MARCEL GAUCHET
“NOUS TRAVERSONS UNE CRISE PROFONDE DE L’HÉGÉMONIE
Justement, comment analysez-vous la montée en puissance des partis dits populistes ?
« Populisme » est une notion fourre-tout dont la première fonction est de prendre la relève du terme de « fascisme », devenu obsolète. Elle n’est pas entièrement absurde dans la mesure où elle correspond à une revendication en effet inscrite dans les gènes de nos sociétés qui est la souveraineté du peuple. Mais que je sache, c’est le principe général de fonctionnement de nos sociétés. Je ne connais que des démocraties populistes. Disons-le, nous sommes tous populistes ! Et il y a effectivement une revendication de souveraineté du peuple face à une série de défis qui créent un sentiment de dépossession démocratique, que ce soit le fonctionnement de l’Union européenne ou le jeu de forces économiques sur lesquelles personne n’a plus de prise. La situation migratoire représente un autre défi à un principe fondamental de nos régimes qui est la capacité de contrôler l’espace dans lequel on vit et la définition même de la communauté où chacun s’inscrit. Le système politique majoritaire au nom de la nécessaire construction européenne, au nom de la globalisation et des droits de l’homme, a décrété que ces questions n’existaient pas. Elles se sont donc exprimées hors système par l’irrépressible montée du FN. C’était prévisible.

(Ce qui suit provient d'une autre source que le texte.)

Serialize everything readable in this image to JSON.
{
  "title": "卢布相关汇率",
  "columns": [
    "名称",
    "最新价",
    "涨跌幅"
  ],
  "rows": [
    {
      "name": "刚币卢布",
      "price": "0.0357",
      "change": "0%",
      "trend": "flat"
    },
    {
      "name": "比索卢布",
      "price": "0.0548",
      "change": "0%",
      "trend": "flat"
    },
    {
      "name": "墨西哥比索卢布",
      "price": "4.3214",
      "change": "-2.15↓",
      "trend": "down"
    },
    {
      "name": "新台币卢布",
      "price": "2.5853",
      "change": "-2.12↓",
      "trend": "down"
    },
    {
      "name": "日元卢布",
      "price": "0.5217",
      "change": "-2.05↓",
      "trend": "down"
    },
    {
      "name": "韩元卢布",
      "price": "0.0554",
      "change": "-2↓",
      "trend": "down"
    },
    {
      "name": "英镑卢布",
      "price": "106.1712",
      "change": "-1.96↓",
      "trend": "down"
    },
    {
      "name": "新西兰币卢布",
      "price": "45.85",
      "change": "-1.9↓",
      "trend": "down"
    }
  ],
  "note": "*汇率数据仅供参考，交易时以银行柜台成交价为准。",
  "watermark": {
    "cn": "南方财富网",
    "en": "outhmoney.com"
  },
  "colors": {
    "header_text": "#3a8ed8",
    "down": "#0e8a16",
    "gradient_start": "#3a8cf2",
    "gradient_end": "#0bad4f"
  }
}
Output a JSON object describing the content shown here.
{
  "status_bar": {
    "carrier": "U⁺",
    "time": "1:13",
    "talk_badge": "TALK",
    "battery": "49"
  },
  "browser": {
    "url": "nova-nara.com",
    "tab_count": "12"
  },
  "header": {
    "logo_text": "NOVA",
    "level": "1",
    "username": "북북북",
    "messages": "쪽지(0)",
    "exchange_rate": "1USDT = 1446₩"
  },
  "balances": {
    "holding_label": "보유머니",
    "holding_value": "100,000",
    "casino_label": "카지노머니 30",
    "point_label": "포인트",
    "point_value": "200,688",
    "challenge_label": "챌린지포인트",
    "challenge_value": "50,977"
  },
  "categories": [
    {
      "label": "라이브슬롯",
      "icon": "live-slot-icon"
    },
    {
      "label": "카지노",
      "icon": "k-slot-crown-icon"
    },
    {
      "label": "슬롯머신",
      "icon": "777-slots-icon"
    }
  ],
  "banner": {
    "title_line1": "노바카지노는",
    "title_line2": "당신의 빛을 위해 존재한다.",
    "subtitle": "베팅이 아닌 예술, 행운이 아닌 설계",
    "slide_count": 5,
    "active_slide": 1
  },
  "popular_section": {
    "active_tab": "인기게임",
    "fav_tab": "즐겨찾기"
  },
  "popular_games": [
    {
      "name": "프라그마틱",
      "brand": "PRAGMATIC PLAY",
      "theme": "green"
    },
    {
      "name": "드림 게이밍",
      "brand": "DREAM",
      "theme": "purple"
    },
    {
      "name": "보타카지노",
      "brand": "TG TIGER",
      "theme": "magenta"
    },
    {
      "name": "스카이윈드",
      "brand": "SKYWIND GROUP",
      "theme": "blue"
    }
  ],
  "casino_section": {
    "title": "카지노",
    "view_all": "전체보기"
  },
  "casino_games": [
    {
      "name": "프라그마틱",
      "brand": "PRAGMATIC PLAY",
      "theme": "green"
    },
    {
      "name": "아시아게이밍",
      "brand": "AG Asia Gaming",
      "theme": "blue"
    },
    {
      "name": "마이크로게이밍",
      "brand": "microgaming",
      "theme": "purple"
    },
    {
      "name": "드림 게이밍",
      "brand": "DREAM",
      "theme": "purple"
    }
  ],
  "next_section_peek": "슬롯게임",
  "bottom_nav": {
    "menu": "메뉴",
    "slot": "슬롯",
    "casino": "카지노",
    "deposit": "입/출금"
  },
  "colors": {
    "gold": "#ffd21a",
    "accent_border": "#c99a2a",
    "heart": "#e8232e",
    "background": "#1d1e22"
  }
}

Le système politique des partis dits de gouvernement se doit d’intégrer ces revendications fondamentales et de leur apporter des réponses s’il ne veut pas qu’elles se développent en dehors de lui, au risque de le paralyser ou de le submerger. A lui d’inventer un langage acceptable pour les traiter et des moyens réalistes d’y porter remède, mais c’est une interpellation à laquelle il n’est plus possible de se soustraire.
Vous avez déclaré que François Fillon pouvait faire barrage au FN. Pourquoi ?
Je n’ai pas dit que François Fillon était en mesure de faire barrage au FN, mais qu’il devait son succès au fait d’avoir été perçu comme capable d’opérer ce barrage. A lui maintenant de montrer qu’il y parvient pour de bon ! L’électorat de droite à la primaire a vu en Nicolas Sarkozy le danger de relancer une gauche hystérique à laquelle il offrait une cible grosse comme un éléphant dans un couloir. Quant à Juppé, il paraissait irréel au regard des questions qui se posent à la base. Son style « oligarchique » offrait un boulevard à Marine Le Pen. Ces deux candidats vedettes étaient sources de grosses perplexités. Dans cette situation d’incertitude, Fillon s’est présenté comme la solution de l’équation. Il est parvenu à incarner avec talent de sortir le pays d’une ornière ressentie douloureusement par beaucoup de Français et matérialisée par la pression du FN, à commencer par l’impuissance de l’Etat à réaliser des réformes jugées majoritairement indispensables. Maintenant, a-t-il les moyens de ce projet ? Il demeure beaucoup de zones floues dans son programme, dont sur les points brûlants, le défi européen et le défi migratoire. Et l’on voit déjà se profiler les résistances que suscite toute atteinte aux acquis de l’Etat providence. C’est l’expérience qui va nous dire s’il a trouvé les bons leviers.